Die Trennlinie zwischen Unternehmens- und Produkt-IT verschwimmt zunehmend, meint Seat-CIO Sebastian Grams. Bild: Seat

| von Ralf Bretting

Warum übernimmt Seat die Verantwortung für die Mikrobilität im VW-Konzern? Woher rekrutiert Seat:Code seine Mitarbeiter und wird die IT künftig mehr Probleme lösen, anstatt sie lediglich zu analysieren? Die Antworten auf diese und weitere Fragen liefert das vollständige Interview mit Sebastian Grams in der aktuellen Ausgabe der automotiveIT (06/2020).

Herr Grams, wenn wir Sie bitten würden, Ihre eigene IT-Strategie so zu erklären, dass sie in einer Nussschale Platz finden würde, wie würde Ihre prägnante Antwort dann lauten?

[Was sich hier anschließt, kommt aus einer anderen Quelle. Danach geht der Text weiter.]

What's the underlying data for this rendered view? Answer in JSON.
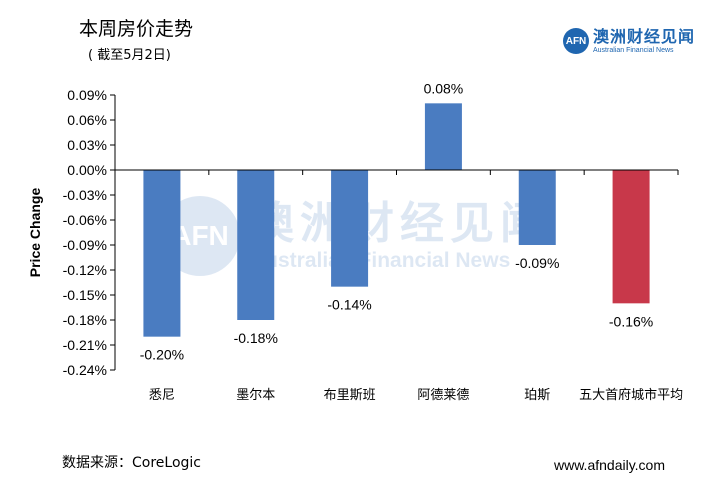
{
  "header": {
    "title": "本周房价走势",
    "subtitle": "( 截至5月2日)"
  },
  "brand": {
    "logo_mark": "AFN",
    "logo_cn": "澳洲财经见闻",
    "logo_en": "Australian Financial News"
  },
  "watermark": {
    "mark": "AFN",
    "cn": "澳洲财经见闻",
    "en": "Australian Financial News"
  },
  "footer": {
    "source": "数据来源：CoreLogic",
    "site": "www.afndaily.com"
  },
  "colors": {
    "primary_bar": "#4a7cc1",
    "highlight_bar": "#c8384a",
    "axis": "#000000"
  },
  "chart_data": {
    "type": "bar",
    "title": "本周房价走势",
    "subtitle": "( 截至5月2日)",
    "xlabel": "",
    "ylabel": "Price Change",
    "ylim": [
      -0.24,
      0.09
    ],
    "yticks": [
      "0.09%",
      "0.06%",
      "0.03%",
      "0.00%",
      "-0.03%",
      "-0.06%",
      "-0.09%",
      "-0.12%",
      "-0.15%",
      "-0.18%",
      "-0.21%",
      "-0.24%"
    ],
    "ytick_values": [
      0.09,
      0.06,
      0.03,
      0.0,
      -0.03,
      -0.06,
      -0.09,
      -0.12,
      -0.15,
      -0.18,
      -0.21,
      -0.24
    ],
    "categories": [
      "悉尼",
      "墨尔本",
      "布里斯班",
      "阿德莱德",
      "珀斯",
      "五大首府城市平均"
    ],
    "values": [
      -0.2,
      -0.18,
      -0.14,
      0.08,
      -0.09,
      -0.16
    ],
    "data_labels": [
      "-0.20%",
      "-0.18%",
      "-0.14%",
      "0.08%",
      "-0.09%",
      "-0.16%"
    ],
    "highlight_index": 5,
    "grid": false,
    "legend": "none"
  }
}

Wir verstehen die IT als technologischen Enabler für die Digitalisierung bei Seat. Dafür haben wir vier zentrale Säulen definiert: Erstens fungieren wir als strategischer Partner im Unternehmen. Zweites sehen wir uns als kundennahen Player, sowohl intern als auch extern. Drittens verstehen wir uns als effiziente und flexible Liefereinheit. Dazu gehört auch unser Centre of Digital Excellence Seat:Code in Barcelona. Und zu guter Letzt forcieren wir sichere und moderne Technologien.

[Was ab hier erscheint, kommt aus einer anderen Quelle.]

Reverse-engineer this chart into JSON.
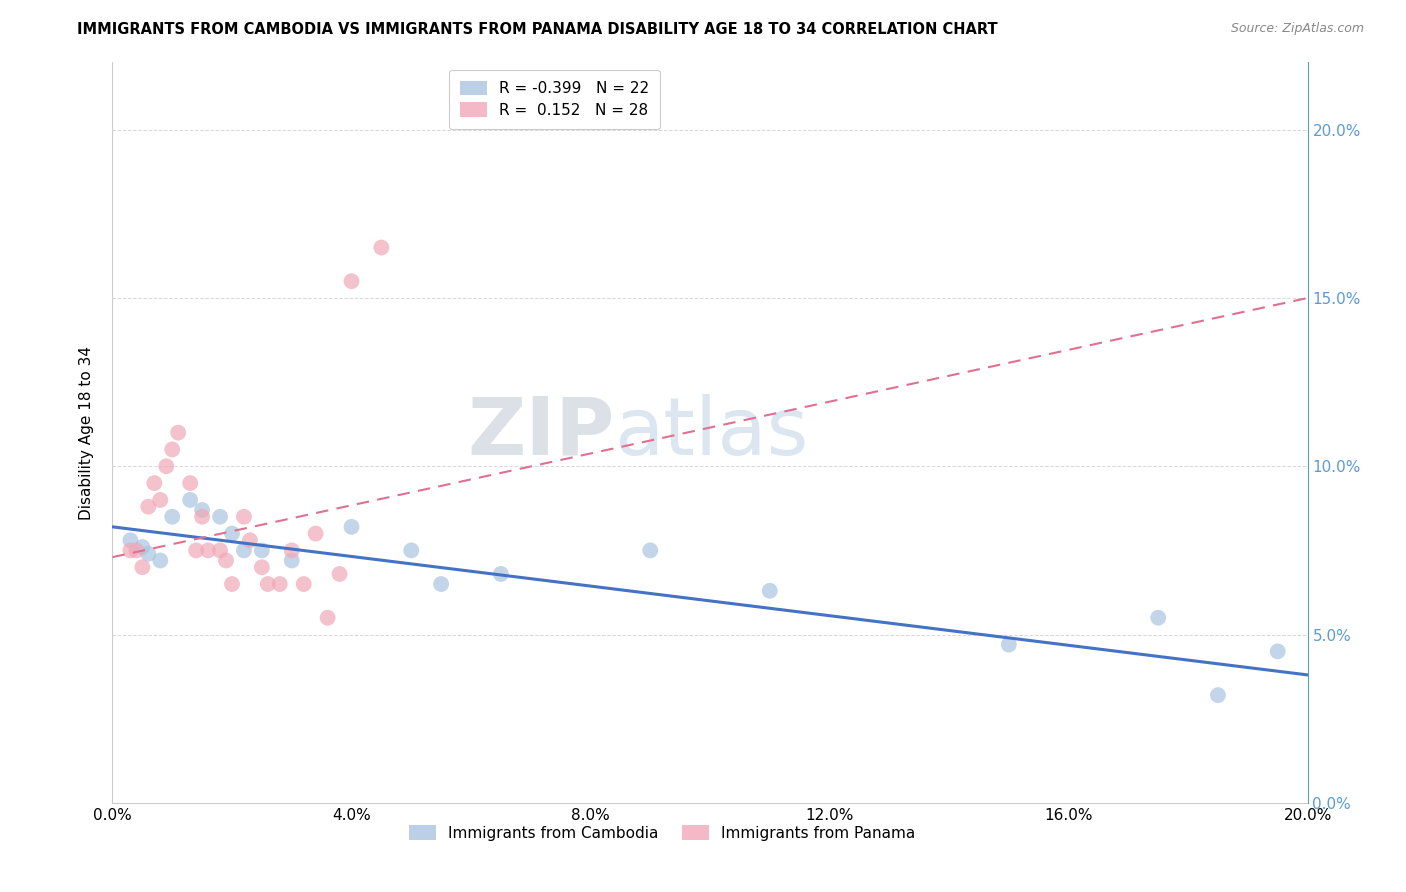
{
  "title": "IMMIGRANTS FROM CAMBODIA VS IMMIGRANTS FROM PANAMA DISABILITY AGE 18 TO 34 CORRELATION CHART",
  "source": "Source: ZipAtlas.com",
  "ylabel": "Disability Age 18 to 34",
  "xlim": [
    0.0,
    0.2
  ],
  "ylim": [
    0.0,
    0.22
  ],
  "yticks": [
    0.0,
    0.05,
    0.1,
    0.15,
    0.2
  ],
  "xticks": [
    0.0,
    0.04,
    0.08,
    0.12,
    0.16,
    0.2
  ],
  "xtick_labels": [
    "0.0%",
    "4.0%",
    "8.0%",
    "12.0%",
    "16.0%",
    "20.0%"
  ],
  "ytick_labels_right": [
    "0.0%",
    "5.0%",
    "10.0%",
    "15.0%",
    "20.0%"
  ],
  "cambodia_color": "#aac4e0",
  "panama_color": "#f0a8b8",
  "cambodia_line_color": "#4472c4",
  "panama_line_color": "#e07090",
  "cambodia_R": -0.399,
  "cambodia_N": 22,
  "panama_R": 0.152,
  "panama_N": 28,
  "watermark_zip": "ZIP",
  "watermark_atlas": "atlas",
  "grid_color": "#d8d8d8",
  "cambodia_x": [
    0.003,
    0.005,
    0.006,
    0.008,
    0.01,
    0.013,
    0.015,
    0.018,
    0.02,
    0.022,
    0.025,
    0.03,
    0.04,
    0.05,
    0.055,
    0.065,
    0.09,
    0.11,
    0.15,
    0.175,
    0.185,
    0.195
  ],
  "cambodia_y": [
    0.078,
    0.076,
    0.074,
    0.072,
    0.085,
    0.09,
    0.087,
    0.085,
    0.08,
    0.075,
    0.075,
    0.072,
    0.082,
    0.075,
    0.065,
    0.068,
    0.075,
    0.063,
    0.047,
    0.055,
    0.032,
    0.045
  ],
  "panama_x": [
    0.003,
    0.004,
    0.005,
    0.006,
    0.007,
    0.008,
    0.009,
    0.01,
    0.011,
    0.013,
    0.014,
    0.015,
    0.016,
    0.018,
    0.019,
    0.02,
    0.022,
    0.023,
    0.025,
    0.026,
    0.028,
    0.03,
    0.032,
    0.034,
    0.036,
    0.038,
    0.04,
    0.045
  ],
  "panama_y": [
    0.075,
    0.075,
    0.07,
    0.088,
    0.095,
    0.09,
    0.1,
    0.105,
    0.11,
    0.095,
    0.075,
    0.085,
    0.075,
    0.075,
    0.072,
    0.065,
    0.085,
    0.078,
    0.07,
    0.065,
    0.065,
    0.075,
    0.065,
    0.08,
    0.055,
    0.068,
    0.155,
    0.165
  ],
  "cambodia_line_x0": 0.0,
  "cambodia_line_y0": 0.082,
  "cambodia_line_x1": 0.2,
  "cambodia_line_y1": 0.038,
  "panama_line_x0": 0.0,
  "panama_line_y0": 0.073,
  "panama_line_x1": 0.2,
  "panama_line_y1": 0.15
}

Begreifen Sie Seat noch als Automobilhersteller oder bereits als Digitalunternehmen?

Wir sind auf einem guten Weg. Ist Seat heute schon ein volldigitales Unternehmen? Nein, sicherlich noch nicht. Das ist aber wohl noch kein Autobauer. Ich denke jedoch, diese Trennlinie zwischen Unternehmens-IT und Produkt-IT verschwimmt zunehmend. Das kann man an unserem Seat:Code ganz schön sehen. Dort versuchen wir genau das: Seat dabei zu unterstützen, ein softwaregetriebener Autohersteller zu werden.

An welchen Stellen verändert die digitale Transformation das Portfolio von Seat – oder sogar die ganze Unternehmensstrategie – am stärksten?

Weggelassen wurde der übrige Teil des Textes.